In life, all of us will fluctuate between “lost” and “found.”  There are seasons when all seems to fall into place and we feel content with our lives and our relationship with God, and we feel that God is as close to us as our breathing.  Then there are seasons when we feel lost and without direction- we can’t see the road ahead of us, there aren’t any road signs to help us, our GPS is coming up blank, and we feel stuck, hopeless, and full of fear.  So we wait.  We call upon God, we take deep breaths, we pray, we discern, and just when we feel that our hope has run out, God will carry us back into the fold.  But when at times when we feel lost, might we look back and realize that God was, in fact, searching diligently for us the entire time, and really never left our side.

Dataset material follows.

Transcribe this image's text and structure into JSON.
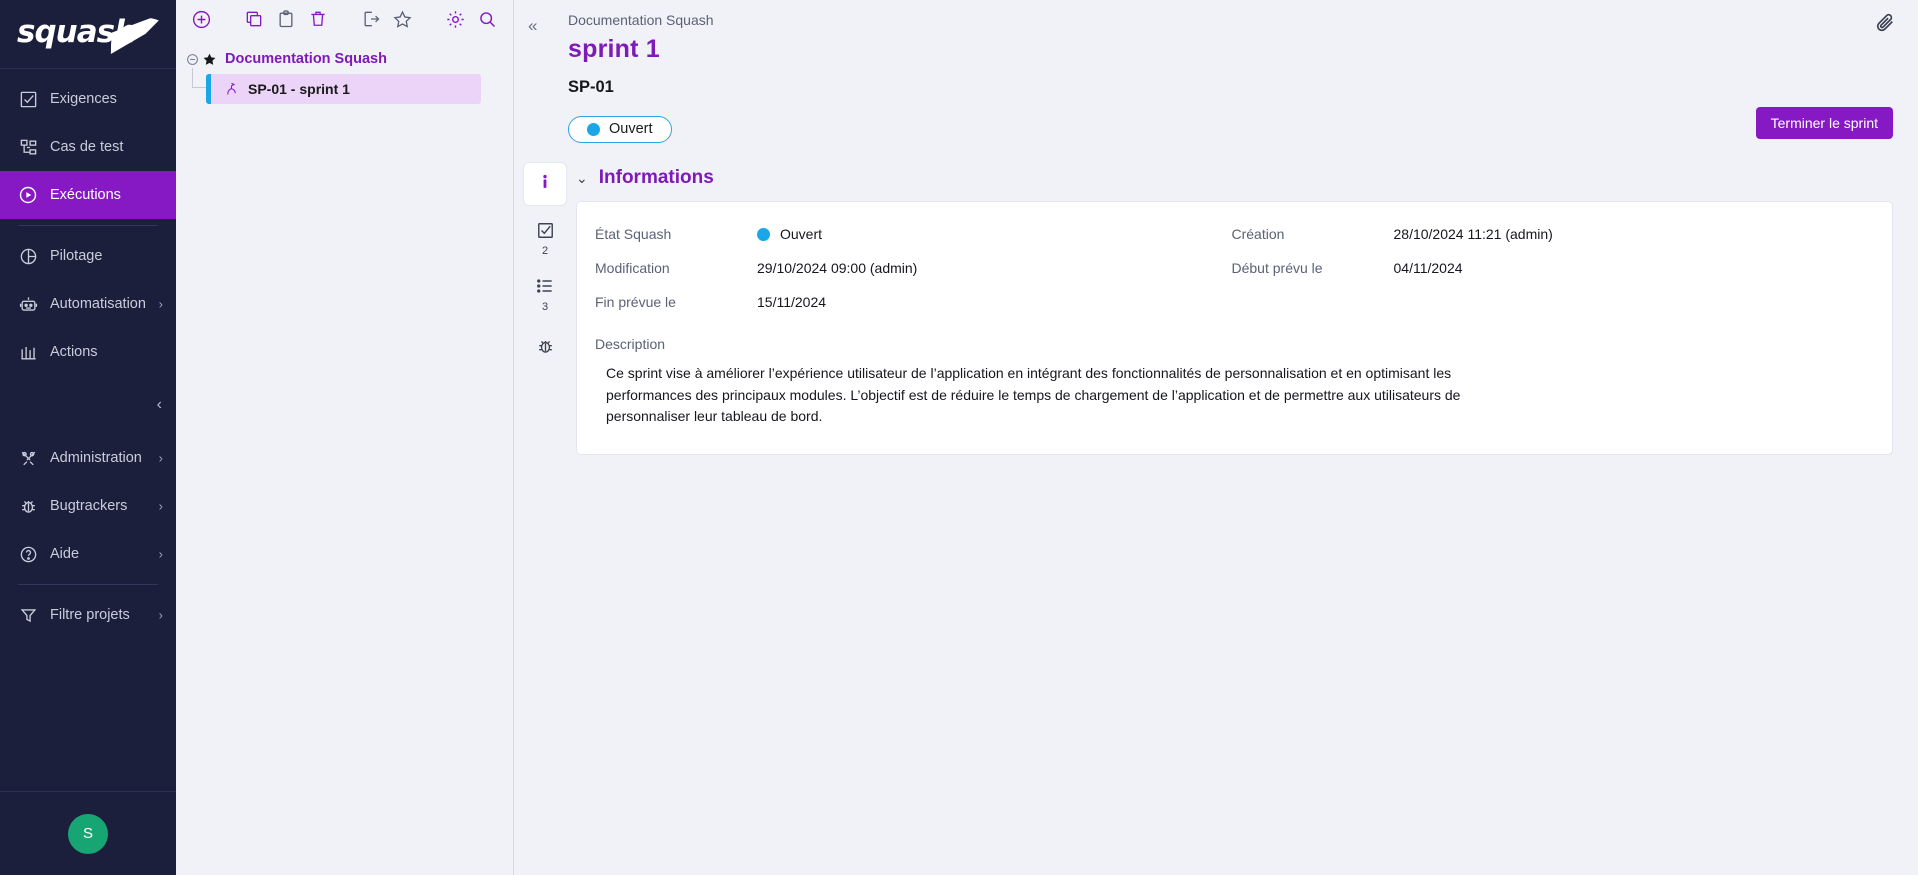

When we finally realize that we are found, we experience a status change- we were lost, but now we are found.  On facebook, it takes literally 5 seconds to change your status to let people know what you are doing.  On social media, people rarely think twice about changing their status, which sometimes gets people into trouble!  But in real life, when our status is changed from lost to found, it is a transformational and life changing status change, not just a spur of the moment thing, not something you don’t think twice about, but a real change of heart and mind.  Being found means that you actually realize God’s unconditional, unchanging, ever seeking love for you.  That is a life changing reality when you accept it.  It’s like walking into the arms of a warm embrace.  It’s like seeing an old friend for the first time in 20 years.  It’s like coming home again to be surrounded by your most favorite people in the entire world.  It’s like being showered with affection after a long absence.  It’s realizing that God loves you so much that he will come for you even if you are the only one.  It’s hearing over and over again that you are worth it.  You are worth it.  And then it is being found, carried home, and rejoiced over.  No longer lost, but found.  And there will be much rejoicing.  Amen.